Lecture Notes: Random Variable and Expected Value

Definition of a Random Variable

• Random Variable x: Represents the number of workouts in a given week.
• Values x can take: 0, 1, 2, 3, or 4 (finite number of values).
• Type: Discrete random variable because it has a finite number of possible values.

Probability Distribution

• Characteristics:
  • The sum of probabilities is 1:
    • 0.1 + 0.15 + 0.4 + 0.25 + 0.1 = 1
  • All probabilities are non-negative.
• Valid Distribution: Meets the conditions for a valid probability distribution.

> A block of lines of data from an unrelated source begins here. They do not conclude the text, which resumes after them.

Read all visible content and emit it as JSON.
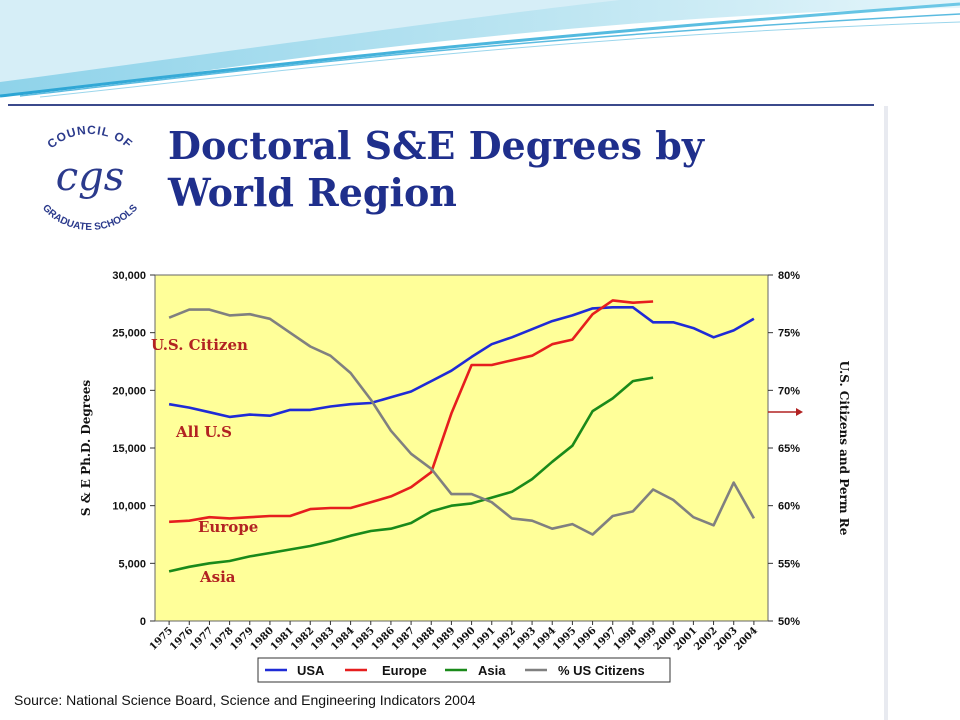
{
  "slide": {
    "title_line1": "Doctoral S&E Degrees by",
    "title_line2": "World Region",
    "source": "Source: National Science Board, Science and Engineering Indicators 2004"
  },
  "logo": {
    "arc_text_top": "COUNCIL OF",
    "arc_text_bottom": "GRADUATE SCHOOLS",
    "monogram": "cgs",
    "color": "#2b3a8c"
  },
  "colors": {
    "title": "#1f2f8c",
    "plot_background": "#ffff99",
    "usa": "#1f2bd6",
    "europe": "#e61e1e",
    "asia": "#1a8a1a",
    "citizens": "#808080",
    "annotation": "#b22222"
  },
  "chart_data": {
    "type": "line",
    "x": [
      1975,
      1976,
      1977,
      1978,
      1979,
      1980,
      1981,
      1982,
      1983,
      1984,
      1985,
      1986,
      1987,
      1988,
      1989,
      1990,
      1991,
      1992,
      1993,
      1994,
      1995,
      1996,
      1997,
      1998,
      1999,
      2000,
      2001,
      2002,
      2003,
      2004
    ],
    "y_left_label": "S & E Ph.D. Degrees",
    "y_left_ticks": [
      "0",
      "5,000",
      "10,000",
      "15,000",
      "20,000",
      "25,000",
      "30,000"
    ],
    "ylim_left": [
      0,
      30000
    ],
    "y_right_label": "U.S. Citizens and Perm Re",
    "y_right_ticks": [
      "50%",
      "55%",
      "60%",
      "65%",
      "70%",
      "75%",
      "80%"
    ],
    "ylim_right": [
      50,
      80
    ],
    "grid": false,
    "legend_position": "bottom",
    "series": [
      {
        "name": "USA",
        "axis": "left",
        "color": "#1f2bd6",
        "values": [
          18800,
          18500,
          18100,
          17700,
          17900,
          17800,
          18300,
          18300,
          18600,
          18800,
          18900,
          19400,
          19900,
          20800,
          21700,
          22900,
          24000,
          24600,
          25300,
          26000,
          26500,
          27100,
          27200,
          27200,
          25900,
          25900,
          25400,
          24600,
          25200,
          26200
        ]
      },
      {
        "name": "Europe",
        "axis": "left",
        "color": "#e61e1e",
        "values": [
          8600,
          8700,
          9000,
          8900,
          9000,
          9100,
          9100,
          9700,
          9800,
          9800,
          10300,
          10800,
          11600,
          12900,
          18000,
          22200,
          22200,
          22600,
          23000,
          24000,
          24400,
          26600,
          27800,
          27600,
          27700,
          null,
          null,
          null,
          null,
          null
        ]
      },
      {
        "name": "Asia",
        "axis": "left",
        "color": "#1a8a1a",
        "values": [
          4300,
          4700,
          5000,
          5200,
          5600,
          5900,
          6200,
          6500,
          6900,
          7400,
          7800,
          8000,
          8500,
          9500,
          10000,
          10200,
          10700,
          11200,
          12300,
          13800,
          15200,
          18200,
          19300,
          20800,
          21100,
          null,
          null,
          null,
          null,
          null
        ]
      },
      {
        "name": "% US Citizens",
        "axis": "right",
        "color": "#808080",
        "values": [
          76.3,
          77.0,
          77.0,
          76.5,
          76.6,
          76.2,
          75.0,
          73.8,
          73.0,
          71.5,
          69.2,
          66.5,
          64.5,
          63.2,
          61.0,
          61.0,
          60.3,
          58.9,
          58.7,
          58.0,
          58.4,
          57.5,
          59.1,
          59.5,
          61.4,
          60.5,
          59.0,
          58.3,
          62.0,
          58.9
        ]
      }
    ],
    "annotations": [
      {
        "text": "U.S. Citizen",
        "color": "#b22222"
      },
      {
        "text": "All U.S",
        "color": "#b22222"
      },
      {
        "text": "Europe",
        "color": "#b22222"
      },
      {
        "text": "Asia",
        "color": "#b22222"
      }
    ]
  }
}
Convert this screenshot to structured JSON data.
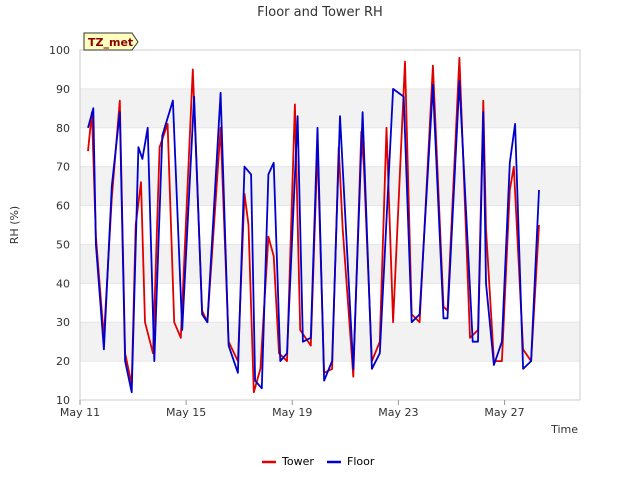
{
  "chart_data": {
    "type": "line",
    "title": "Floor and Tower RH",
    "xlabel": "Time",
    "ylabel": "RH (%)",
    "ylim": [
      10,
      100
    ],
    "xlim": [
      0,
      18
    ],
    "y_ticks": [
      10,
      20,
      30,
      40,
      50,
      60,
      70,
      80,
      90,
      100
    ],
    "x_ticks": [
      {
        "value": 0,
        "label": "May 11"
      },
      {
        "value": 4,
        "label": "May 15"
      },
      {
        "value": 8,
        "label": "May 19"
      },
      {
        "value": 12,
        "label": "May 23"
      },
      {
        "value": 16,
        "label": "May 27"
      }
    ],
    "grid": "alternating horizontal bands",
    "legend_position": "bottom-center",
    "badge": "TZ_met",
    "series": [
      {
        "name": "Tower",
        "color": "#e00000",
        "x": [
          0.3,
          0.45,
          0.6,
          0.9,
          1.2,
          1.5,
          1.7,
          1.95,
          2.1,
          2.3,
          2.45,
          2.75,
          3.0,
          3.3,
          3.55,
          3.8,
          4.25,
          4.6,
          4.8,
          5.3,
          5.6,
          5.95,
          6.2,
          6.35,
          6.55,
          6.8,
          7.1,
          7.3,
          7.5,
          7.8,
          8.1,
          8.3,
          8.7,
          8.95,
          9.2,
          9.5,
          9.75,
          9.9,
          10.3,
          10.6,
          10.7,
          11.0,
          11.3,
          11.55,
          11.8,
          12.25,
          12.5,
          12.8,
          13.3,
          13.7,
          13.85,
          14.3,
          14.7,
          15.0,
          15.2,
          15.3,
          15.6,
          15.9,
          16.2,
          16.35,
          16.7,
          17.0,
          17.3
        ],
        "values": [
          74,
          84,
          52,
          26,
          62,
          87,
          22,
          14,
          55,
          66,
          30,
          22,
          75,
          81,
          30,
          26,
          95,
          33,
          30,
          80,
          25,
          20,
          63,
          55,
          12,
          18,
          52,
          47,
          22,
          20,
          86,
          28,
          24,
          75,
          17,
          18,
          75,
          54,
          16,
          79,
          70,
          20,
          25,
          80,
          30,
          97,
          32,
          30,
          96,
          34,
          33,
          98,
          26,
          28,
          87,
          54,
          20,
          20,
          64,
          70,
          23,
          20,
          55
        ]
      },
      {
        "name": "Floor",
        "color": "#0000cc",
        "x": [
          0.3,
          0.5,
          0.6,
          0.9,
          1.2,
          1.5,
          1.7,
          1.95,
          2.2,
          2.35,
          2.55,
          2.8,
          3.1,
          3.5,
          3.85,
          4.3,
          4.6,
          4.8,
          5.3,
          5.6,
          5.95,
          6.2,
          6.45,
          6.6,
          6.85,
          7.1,
          7.3,
          7.55,
          7.8,
          8.2,
          8.4,
          8.7,
          8.95,
          9.2,
          9.5,
          9.8,
          10.3,
          10.65,
          11.0,
          11.3,
          11.8,
          12.2,
          12.5,
          12.8,
          13.3,
          13.7,
          13.85,
          14.3,
          14.8,
          15.0,
          15.2,
          15.3,
          15.6,
          15.9,
          16.2,
          16.4,
          16.7,
          17.0,
          17.3
        ],
        "values": [
          80,
          85,
          50,
          23,
          65,
          84,
          20,
          12,
          75,
          72,
          80,
          20,
          78,
          87,
          28,
          88,
          32,
          30,
          89,
          24,
          17,
          70,
          68,
          15,
          13,
          68,
          71,
          20,
          22,
          83,
          25,
          26,
          80,
          15,
          20,
          83,
          18,
          84,
          18,
          22,
          90,
          88,
          30,
          32,
          91,
          31,
          31,
          92,
          25,
          25,
          84,
          40,
          19,
          25,
          71,
          81,
          18,
          20,
          64
        ]
      }
    ]
  }
}
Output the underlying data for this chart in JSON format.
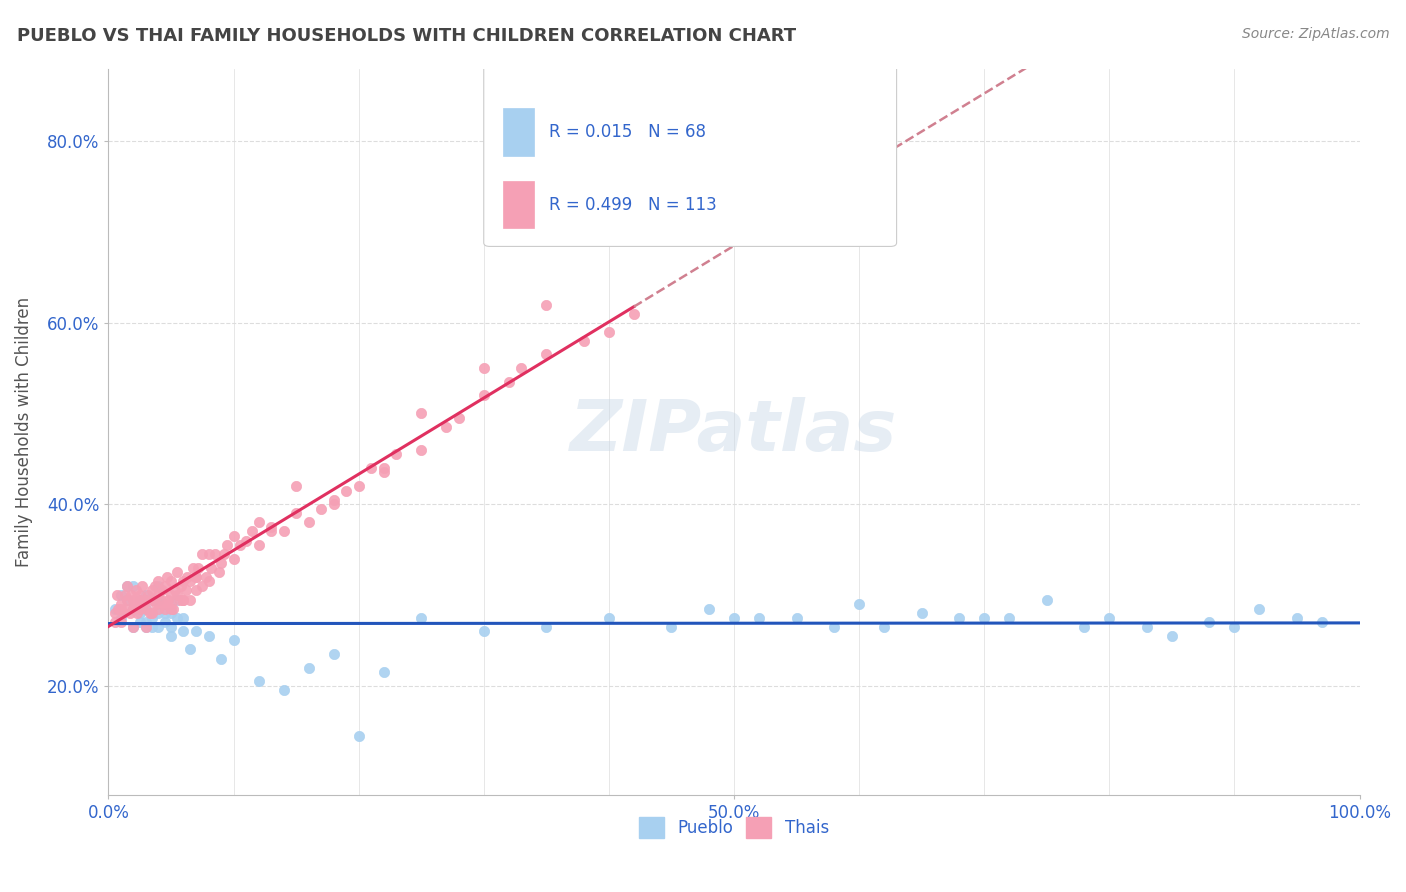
{
  "title": "PUEBLO VS THAI FAMILY HOUSEHOLDS WITH CHILDREN CORRELATION CHART",
  "source": "Source: ZipAtlas.com",
  "ylabel_label": "Family Households with Children",
  "xlim": [
    0.0,
    1.0
  ],
  "ylim": [
    0.08,
    0.88
  ],
  "yticks": [
    0.2,
    0.4,
    0.6,
    0.8
  ],
  "ytick_labels": [
    "20.0%",
    "40.0%",
    "60.0%",
    "80.0%"
  ],
  "xtick_positions": [
    0.0,
    0.5,
    1.0
  ],
  "xtick_labels": [
    "0.0%",
    "50.0%",
    "100.0%"
  ],
  "pueblo_R": 0.015,
  "pueblo_N": 68,
  "thai_R": 0.499,
  "thai_N": 113,
  "pueblo_color": "#A8D0F0",
  "thai_color": "#F5A0B5",
  "pueblo_line_color": "#2255BB",
  "thai_line_color": "#E03060",
  "thai_line_dashed_color": "#D08090",
  "legend_text_color": "#3366CC",
  "watermark_color": "#C8D8E8",
  "background_color": "#FFFFFF",
  "grid_color": "#DDDDDD",
  "title_color": "#444444",
  "axis_label_color": "#555555",
  "tick_color": "#3366CC",
  "pueblo_scatter_x": [
    0.005,
    0.01,
    0.01,
    0.015,
    0.015,
    0.02,
    0.02,
    0.02,
    0.025,
    0.025,
    0.025,
    0.03,
    0.03,
    0.03,
    0.03,
    0.035,
    0.035,
    0.035,
    0.04,
    0.04,
    0.04,
    0.04,
    0.045,
    0.045,
    0.05,
    0.05,
    0.05,
    0.055,
    0.055,
    0.06,
    0.06,
    0.065,
    0.07,
    0.08,
    0.09,
    0.1,
    0.12,
    0.14,
    0.16,
    0.18,
    0.2,
    0.22,
    0.25,
    0.3,
    0.35,
    0.4,
    0.45,
    0.48,
    0.5,
    0.52,
    0.55,
    0.58,
    0.6,
    0.62,
    0.65,
    0.68,
    0.7,
    0.72,
    0.75,
    0.78,
    0.8,
    0.83,
    0.85,
    0.88,
    0.9,
    0.92,
    0.95,
    0.97
  ],
  "pueblo_scatter_y": [
    0.285,
    0.3,
    0.275,
    0.295,
    0.31,
    0.285,
    0.265,
    0.31,
    0.28,
    0.295,
    0.27,
    0.285,
    0.265,
    0.3,
    0.27,
    0.275,
    0.295,
    0.265,
    0.28,
    0.265,
    0.295,
    0.31,
    0.27,
    0.28,
    0.265,
    0.28,
    0.255,
    0.275,
    0.295,
    0.26,
    0.275,
    0.24,
    0.26,
    0.255,
    0.23,
    0.25,
    0.205,
    0.195,
    0.22,
    0.235,
    0.145,
    0.215,
    0.275,
    0.26,
    0.265,
    0.275,
    0.265,
    0.285,
    0.275,
    0.275,
    0.275,
    0.265,
    0.29,
    0.265,
    0.28,
    0.275,
    0.275,
    0.275,
    0.295,
    0.265,
    0.275,
    0.265,
    0.255,
    0.27,
    0.265,
    0.285,
    0.275,
    0.27
  ],
  "thai_scatter_x": [
    0.005,
    0.005,
    0.007,
    0.008,
    0.01,
    0.01,
    0.01,
    0.012,
    0.013,
    0.015,
    0.015,
    0.015,
    0.017,
    0.018,
    0.02,
    0.02,
    0.02,
    0.022,
    0.022,
    0.023,
    0.025,
    0.025,
    0.025,
    0.027,
    0.028,
    0.03,
    0.03,
    0.03,
    0.032,
    0.033,
    0.035,
    0.035,
    0.035,
    0.037,
    0.038,
    0.04,
    0.04,
    0.04,
    0.042,
    0.043,
    0.045,
    0.045,
    0.045,
    0.047,
    0.048,
    0.05,
    0.05,
    0.05,
    0.052,
    0.053,
    0.055,
    0.055,
    0.057,
    0.058,
    0.06,
    0.06,
    0.062,
    0.063,
    0.065,
    0.065,
    0.068,
    0.07,
    0.07,
    0.072,
    0.075,
    0.075,
    0.078,
    0.08,
    0.082,
    0.085,
    0.088,
    0.09,
    0.092,
    0.095,
    0.1,
    0.105,
    0.11,
    0.115,
    0.12,
    0.13,
    0.14,
    0.15,
    0.16,
    0.17,
    0.18,
    0.19,
    0.2,
    0.21,
    0.22,
    0.23,
    0.25,
    0.27,
    0.28,
    0.3,
    0.32,
    0.33,
    0.35,
    0.38,
    0.4,
    0.42,
    0.22,
    0.25,
    0.3,
    0.15,
    0.12,
    0.08,
    0.35,
    0.1,
    0.05,
    0.07,
    0.18,
    0.13,
    0.06
  ],
  "thai_scatter_y": [
    0.28,
    0.27,
    0.3,
    0.285,
    0.27,
    0.285,
    0.29,
    0.28,
    0.3,
    0.285,
    0.295,
    0.31,
    0.28,
    0.3,
    0.285,
    0.295,
    0.265,
    0.29,
    0.305,
    0.28,
    0.285,
    0.295,
    0.3,
    0.31,
    0.29,
    0.285,
    0.295,
    0.265,
    0.3,
    0.28,
    0.295,
    0.305,
    0.28,
    0.31,
    0.29,
    0.3,
    0.285,
    0.315,
    0.295,
    0.305,
    0.29,
    0.31,
    0.285,
    0.32,
    0.295,
    0.29,
    0.3,
    0.315,
    0.285,
    0.305,
    0.3,
    0.325,
    0.295,
    0.31,
    0.315,
    0.295,
    0.305,
    0.32,
    0.295,
    0.315,
    0.33,
    0.305,
    0.32,
    0.33,
    0.31,
    0.345,
    0.32,
    0.315,
    0.33,
    0.345,
    0.325,
    0.335,
    0.345,
    0.355,
    0.34,
    0.355,
    0.36,
    0.37,
    0.355,
    0.375,
    0.37,
    0.39,
    0.38,
    0.395,
    0.4,
    0.415,
    0.42,
    0.44,
    0.435,
    0.455,
    0.46,
    0.485,
    0.495,
    0.52,
    0.535,
    0.55,
    0.565,
    0.58,
    0.59,
    0.61,
    0.44,
    0.5,
    0.55,
    0.42,
    0.38,
    0.345,
    0.62,
    0.365,
    0.285,
    0.32,
    0.405,
    0.37,
    0.295
  ]
}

Expected Value of a Discrete Random Variable

• Concept:
  • Gives a sense of the average or mean number of workouts in a week.
  • Notation: Often denoted by Greek letter "mu" (μ).

Calculation

• Formula: Weighted sum of outcomes by probabilities:
  • Expected Value (E(x)) = 0 * 0.1 + 1 * 0.15 + 2 * 0.4 + 3 * 0.25 + 4 * 0.1
• Simplified Calculation:
  • 0 * 0.1 = 0
  • 1 * 0.15 = 0.15
  • 2 * 0.4 = 0.8
  • 3 * 0.25 = 0.75
  • 4 * 0.1 = 0.4
• Total:
  • Sum: 0.15 + 0.8 + 0.75 + 0.4 = 2.1

Interpretation

• Expected Value: 2.1 workouts per week.
• Non-integer Value Explanation:
  • Represents an average over multiple weeks, not predicting exact weekly workouts.
  • In 10 weeks, expect approximately 21 workouts.
  • Applicable even when all outcomes are whole numbers.

Conclusion

• An expected value can be a non-integer even for discrete variables.
• Provides useful information for predicting outcomes over time.